The wrong side of a satin may be dull, or it can have a semi-shiny surface on one side.
“Crepe back” satin is shiny on one side, with a semi-shiny, pebbled texture on the other. Crepe satin is a popular costumer’s choice. The pebbly texture is achieved by using a tightly-twisted yarn in the weft, and either side of the fabric can be used in a costume – just keep track of which side is the “right” side!. Some costumers will choose to use this “wrong” side as the right side for their project, as it can be attractive in its own right.
A satin with a crepe finish on both front and back is called a “double crepe” satin.

Satin bedsheets – which aren’t nearly as much fun to sleep on as you might think. Source: Wikimedia Commons.
Satin can be made from many fibers, such as silk, polyester and even rayon. Polyester is the most common and most affordable option. It can be made in many weights, ranging from lightweight – suitable for lingerie and evening wear – to moderately heavy. Heavier satins are sometimes called “bridal” satins.
Rayon satin has the softest hand and sheerest drape to it. Silk satin is also quite nice because, hey, it’s silk. Polyester satin can be a bit on the stiff side, depending on the overall weight of the fabric. Polyester satin is your go-to fabric for kids’ Halloween costumes. It’s cheap and it’s washable and kids don’t care if it’s looks like… well, like polyester.
Many heavy satins do NOT forgive pinholes, so be careful when pinning a seam. Make sure your pins are inside the seam allowance, or use clips/clamps instead – first testing to make sure your clamps don’t leave a mark, either!
Polyester satin usually runs about $10 per yard. A pure silk satin will cost three to four times that, depending on whether it’s pure silk or a blend.
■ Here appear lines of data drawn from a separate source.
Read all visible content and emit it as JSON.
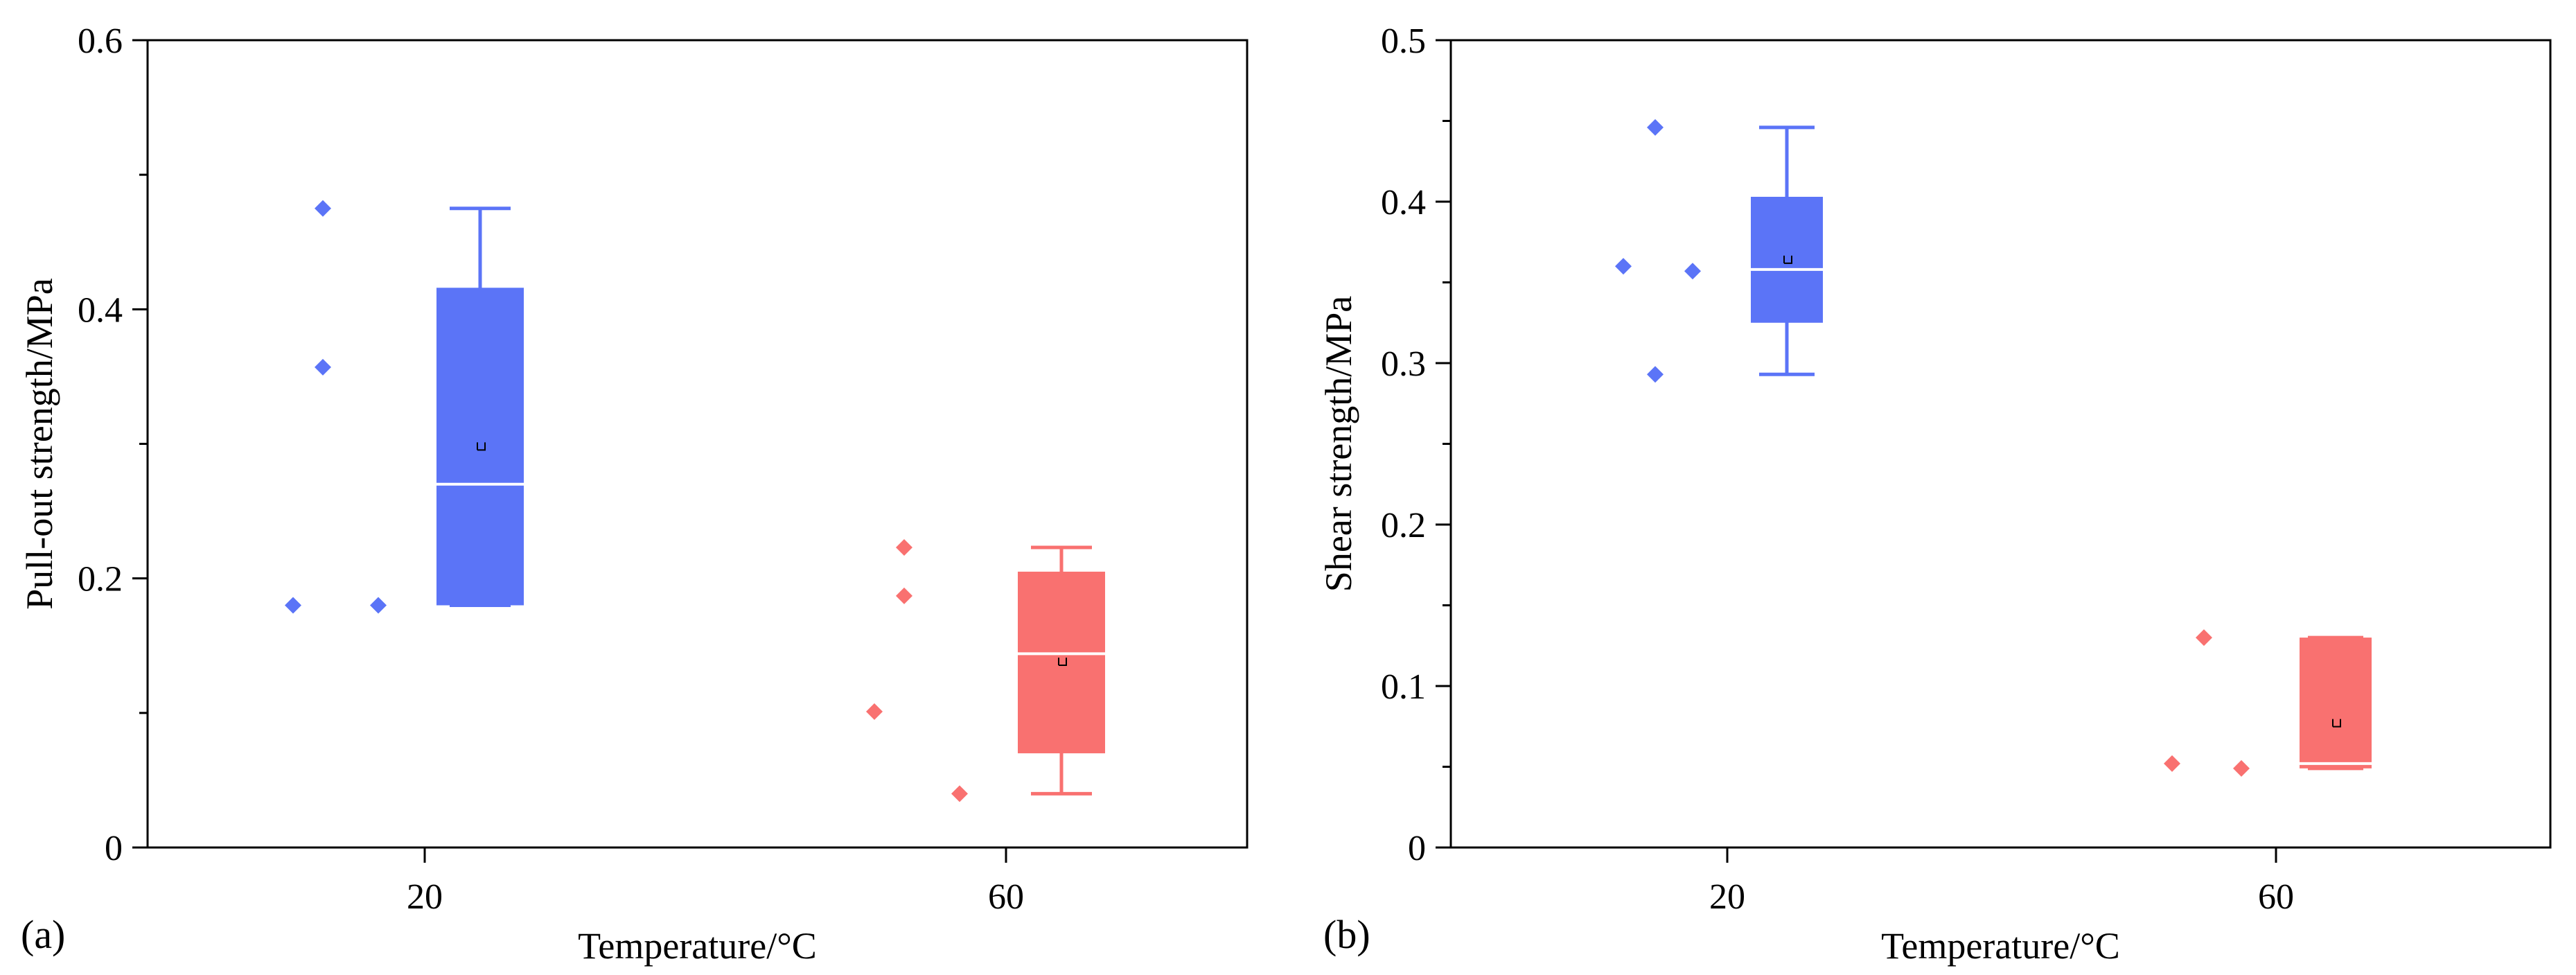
{
  "colors": {
    "blue": "#5B74F7",
    "red": "#F97170",
    "axis": "#000000",
    "median": "#ffffff"
  },
  "chart_data": [
    {
      "type": "box",
      "panel_label": "(a)",
      "xlabel": "Temperature/°C",
      "ylabel": "Pull-out strength/MPa",
      "categories": [
        "20",
        "60"
      ],
      "ylim": [
        0,
        0.6
      ],
      "yticks": [
        0,
        0.2,
        0.4,
        0.6
      ],
      "ytick_labels": [
        "0",
        "0.2",
        "0.4",
        "0.6"
      ],
      "grid": false,
      "groups": [
        {
          "category": "20",
          "color": "#5B74F7",
          "points": [
            0.475,
            0.357,
            0.18,
            0.18
          ],
          "q1": 0.18,
          "median": 0.27,
          "mean": 0.298,
          "q3": 0.416,
          "whisker_low": 0.18,
          "whisker_high": 0.475
        },
        {
          "category": "60",
          "color": "#F97170",
          "points": [
            0.223,
            0.187,
            0.101,
            0.04
          ],
          "q1": 0.07,
          "median": 0.144,
          "mean": 0.138,
          "q3": 0.205,
          "whisker_low": 0.04,
          "whisker_high": 0.223
        }
      ]
    },
    {
      "type": "box",
      "panel_label": "(b)",
      "xlabel": "Temperature/°C",
      "ylabel": "Shear strength/MPa",
      "categories": [
        "20",
        "60"
      ],
      "ylim": [
        0,
        0.5
      ],
      "yticks": [
        0,
        0.1,
        0.2,
        0.3,
        0.4,
        0.5
      ],
      "ytick_labels": [
        "0",
        "0.1",
        "0.2",
        "0.3",
        "0.4",
        "0.5"
      ],
      "grid": false,
      "groups": [
        {
          "category": "20",
          "color": "#5B74F7",
          "points": [
            0.446,
            0.36,
            0.357,
            0.293
          ],
          "q1": 0.325,
          "median": 0.358,
          "mean": 0.364,
          "q3": 0.403,
          "whisker_low": 0.293,
          "whisker_high": 0.446
        },
        {
          "category": "60",
          "color": "#F97170",
          "points": [
            0.13,
            0.052,
            0.049
          ],
          "q1": 0.049,
          "median": 0.052,
          "mean": 0.077,
          "q3": 0.13,
          "whisker_low": 0.049,
          "whisker_high": 0.13
        }
      ]
    }
  ]
}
Satin looks fantastic and it’s a popular choice for all kinds of costumes. Superhero capes, princess dresses, you name it. But it’s shiny awesomeness can make it a challenge to sew. When you put it down on the cutting table, it’ll slide across itself at the least provocation. A rotary cutter, pattern weights and a cutting mat will be your friend with this stuff.
Check out How to Sew Slippery Fabrics to learn more.
You absolutely must take the time to pre-wash your satin no matter what it’s made of, because there’s almost certainly a chemical residue from the manufacturing process left behind and that can cause skipped stitches when you’re sewing.
Wash it in warm water with a mild detergent and line dry. The same holds true for cleaning your costume, too.
Polyester satin can be a challenge to wear. It’s an artificial fiber, so it’s not going to breathe very well. If you have polyester immediately next to your skin, you’re going to sweat, and it’ll stain. Take what precautions you can, with lining, undergarments and foundation garments. And don’t go dancing in the sprinklers when wearing satin. It shows water spots something horrible and once they’re in, they can be impossible to remove. On the same note, if you have to use an iron, keep it turned down to low and NO STEAM. Use a press cloth if you want to be extra-cautious.
Use a sharp or Microtex needle when sewing satin and cotton thread. If you can find embroidery thread – NOT floss – use that, as it’s lighter in weight than all-purpose thread and gives a more subtle seam. If you’re using a lightweight satin, shell out for a straight stitch foot and a matching throat plate for your sewing machine, to reduce the risk of your fabric getting pulled down into the machine’s guts.